Sie warf einen Blick auf die wachsamen Wachen. “Eine Bedingung meines Besuchs. Mach dir keine Sorgen.”

“Ich werde so tun, als wären wir allein, trotz unserer Begleitung.” Arator schaute in die Sonne und krempelte die Ärmel hoch, und Alleria war überrascht, Tattoos an seinen Unterarmen zu sehen.

“Wann hast du die bekommen?”, sagte sie und wagte es, den dunklen Drachen, der sich um sein Handgelenk wand, zu berühren. An seinem anderen Arm krümmte sich der sonnige Zwilling des Drachens in perfekter Symmetrie. Ein dunkler, ein heller.

Arator schaute verlegen nach unten und versuchte, seine Ärmel wieder an ihren Platz zu ziehen. “Oh, ich… ich meine…”

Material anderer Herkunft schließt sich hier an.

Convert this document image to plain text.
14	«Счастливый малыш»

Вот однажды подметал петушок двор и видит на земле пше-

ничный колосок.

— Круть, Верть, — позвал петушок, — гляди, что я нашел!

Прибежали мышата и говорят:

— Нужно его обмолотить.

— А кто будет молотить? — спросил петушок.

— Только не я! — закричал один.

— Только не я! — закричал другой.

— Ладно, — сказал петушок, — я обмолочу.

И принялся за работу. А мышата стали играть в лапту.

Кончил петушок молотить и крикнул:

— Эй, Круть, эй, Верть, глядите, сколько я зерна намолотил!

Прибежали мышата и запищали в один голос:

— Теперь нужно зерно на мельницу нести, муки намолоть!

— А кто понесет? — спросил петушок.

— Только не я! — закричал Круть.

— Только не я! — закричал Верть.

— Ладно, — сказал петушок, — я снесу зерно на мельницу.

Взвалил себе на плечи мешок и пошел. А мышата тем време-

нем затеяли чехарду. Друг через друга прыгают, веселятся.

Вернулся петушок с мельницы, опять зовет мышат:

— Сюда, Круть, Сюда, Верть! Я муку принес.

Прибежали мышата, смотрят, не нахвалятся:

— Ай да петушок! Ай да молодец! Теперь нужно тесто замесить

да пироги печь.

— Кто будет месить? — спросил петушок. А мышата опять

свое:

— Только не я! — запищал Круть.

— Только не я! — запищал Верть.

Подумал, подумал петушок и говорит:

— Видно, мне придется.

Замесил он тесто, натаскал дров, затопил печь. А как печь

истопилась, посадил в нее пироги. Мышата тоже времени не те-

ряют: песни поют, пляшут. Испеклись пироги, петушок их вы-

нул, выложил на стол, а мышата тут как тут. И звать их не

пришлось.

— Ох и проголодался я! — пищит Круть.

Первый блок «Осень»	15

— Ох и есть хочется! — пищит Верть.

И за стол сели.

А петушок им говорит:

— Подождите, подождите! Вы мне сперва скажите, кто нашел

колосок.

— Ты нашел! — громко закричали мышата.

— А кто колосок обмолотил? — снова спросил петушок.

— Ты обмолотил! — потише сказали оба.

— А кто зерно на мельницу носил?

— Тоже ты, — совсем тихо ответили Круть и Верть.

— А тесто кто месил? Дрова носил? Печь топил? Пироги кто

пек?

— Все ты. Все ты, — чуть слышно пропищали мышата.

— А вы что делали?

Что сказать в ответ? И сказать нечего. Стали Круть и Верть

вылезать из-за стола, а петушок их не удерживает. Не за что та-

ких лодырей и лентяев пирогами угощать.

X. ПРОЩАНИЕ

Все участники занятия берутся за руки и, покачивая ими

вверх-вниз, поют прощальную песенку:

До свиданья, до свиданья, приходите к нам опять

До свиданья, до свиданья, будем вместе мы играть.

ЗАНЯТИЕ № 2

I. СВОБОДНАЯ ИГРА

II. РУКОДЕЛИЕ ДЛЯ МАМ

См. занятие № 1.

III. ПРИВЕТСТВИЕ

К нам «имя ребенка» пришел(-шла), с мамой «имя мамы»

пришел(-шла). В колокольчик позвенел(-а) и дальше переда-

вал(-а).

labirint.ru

“Dein Vater könnte sie vielleicht stören, aber ich nicht. Sie sind wunderschön.”

Entspannt krempelte er beide Ärmel hoch und streckte seine Arme aus, damit sie die Arbeit bewundern konnte.

“Jemand Erstaunliches hat sie mir gegeben.” Ein schiefes Grinsen.

“Ja. Ich erkenne den Stil.” Sie erwiderte sein Grinsen. Sie mochte diese kleine Rebellion. Ein Beweis dafür, dass selbst wenn sie ihn nicht großgezogen hatte, er zumindest einige Aspekte ihrer Persönlichkeit geerbt hatte. “Ein wenig Rebellion ist gut für die Seele”, fügte sie hinzu.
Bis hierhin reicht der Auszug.